Cilacap, GPriority.co.id – Badan Penanggulangan Bencana Daerah (BPBD) Kabupaten Cilacap, Jawa Tengah, melaporkan sebanyak 24 desa di wilayahnya terdampak bencana banjir dan tanah longsor yang terjadi akibat cuaca ekstrem sejak Sabtu (8/11) hingga Selasa (11/11).
Kepala Bidang Kedaruratan dan Logistik BPBD Kabupaten Cilacap, Budi Setyawan, menjelaskan bahwa hasil asesmen mencatat 14 desa di tujuh kecamatan terdampak banjir, sementara 10 desa di enam kecamatan mengalami tanah longsor.

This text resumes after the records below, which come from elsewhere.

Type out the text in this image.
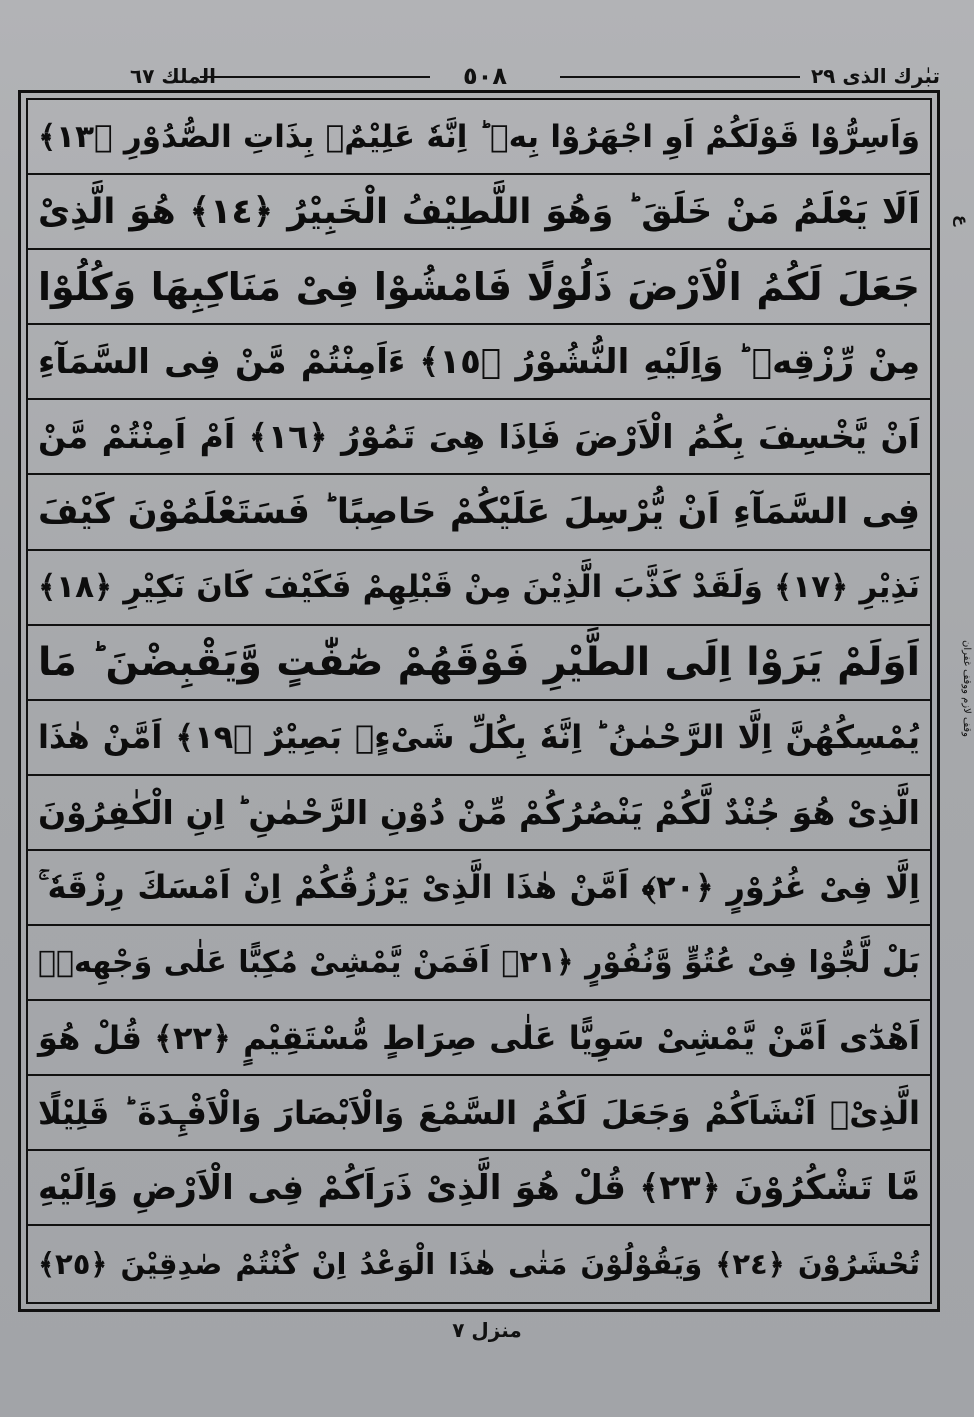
تبٰرك الذى ٢٩
٥٠٨
الملك ٦٧
وَاَسِرُّوْا قَوْلَكُمْ اَوِ اجْهَرُوْا بِهٖ ؕ اِنَّهٗ عَلِيْمٌۢ بِذَاتِ الصُّدُوْرِ ﴿١٣﴾
اَلَا يَعْلَمُ مَنْ خَلَقَ ؕ وَهُوَ اللَّطِيْفُ الْخَبِيْرُ ﴿١٤﴾ هُوَ الَّذِىْ
جَعَلَ لَكُمُ الْاَرْضَ ذَلُوْلًا فَامْشُوْا فِىْ مَنَاكِبِهَا وَكُلُوْا
مِنْ رِّزْقِهٖ ؕ وَاِلَيْهِ النُّشُوْرُ ﴿١٥﴾ ءَاَمِنْتُمْ مَّنْ فِى السَّمَآءِ
اَنْ يَّخْسِفَ بِكُمُ الْاَرْضَ فَاِذَا هِىَ تَمُوْرُ ﴿١٦﴾ اَمْ اَمِنْتُمْ مَّنْ
فِى السَّمَآءِ اَنْ يُّرْسِلَ عَلَيْكُمْ حَاصِبًا ؕ فَسَتَعْلَمُوْنَ كَيْفَ
نَذِيْرِ ﴿١٧﴾ وَلَقَدْ كَذَّبَ الَّذِيْنَ مِنْ قَبْلِهِمْ فَكَيْفَ كَانَ نَكِيْرِ ﴿١٨﴾
اَوَلَمْ يَرَوْا اِلَى الطَّيْرِ فَوْقَهُمْ صٰٓفّٰتٍ وَّيَقْبِضْنَ ؕ مَا
يُمْسِكُهُنَّ اِلَّا الرَّحْمٰنُ ؕ اِنَّهٗ بِكُلِّ شَىْءٍۢ بَصِيْرٌ ﴿١٩﴾ اَمَّنْ هٰذَا
الَّذِىْ هُوَ جُنْدٌ لَّكُمْ يَنْصُرُكُمْ مِّنْ دُوْنِ الرَّحْمٰنِ ؕ اِنِ الْكٰفِرُوْنَ
اِلَّا فِىْ غُرُوْرٍ ﴿٢٠﴾ اَمَّنْ هٰذَا الَّذِىْ يَرْزُقُكُمْ اِنْ اَمْسَكَ رِزْقَهٗ ۚ
بَلْ لَّجُّوْا فِىْ عُتُوٍّ وَّنُفُوْرٍ ﴿٢١﴾ اَفَمَنْ يَّمْشِىْ مُكِبًّا عَلٰى وَجْهِهٖۤ
اَهْدٰٓى اَمَّنْ يَّمْشِىْ سَوِيًّا عَلٰى صِرَاطٍ مُّسْتَقِيْمٍ ﴿٢٢﴾ قُلْ هُوَ
الَّذِىْۤ اَنْشَاَكُمْ وَجَعَلَ لَكُمُ السَّمْعَ وَالْاَبْصَارَ وَالْاَفْـِٕدَةَ ؕ قَلِيْلًا
مَّا تَشْكُرُوْنَ ﴿٢٣﴾ قُلْ هُوَ الَّذِىْ ذَرَاَكُمْ فِى الْاَرْضِ وَاِلَيْهِ
تُحْشَرُوْنَ ﴿٢٤﴾ وَيَقُوْلُوْنَ مَتٰى هٰذَا الْوَعْدُ اِنْ كُنْتُمْ صٰدِقِيْنَ ﴿٢٥﴾
ع
وقف لازم ووقف غفران
منزل ٧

“Hingga pagi ini (13/11), banjir masih terjadi di sejumlah wilayah Kecamatan Majenang dan Wanareja. Beberapa titik longsor juga ada di Kecamatan Karangpucung, Cimanggu, dan Majenang,” kata Budi dikutip, Kamis (13/11).
Ia menambahkan, sejauh ini tidak ada korban jiwa dalam kejadian tersebut, sementara nilai kerugian masih dalam proses pendataan.
Petugas BPBD bersama aparat desa dan warga hingga Kamis pagi masih fokus melakukan penanganan darurat di beberapa lokasi terdampak, termasuk memperkuat tanggul sementara di Sungai Citanduy, tepatnya di Desa Rawaapu, Kecamatan Patimuan.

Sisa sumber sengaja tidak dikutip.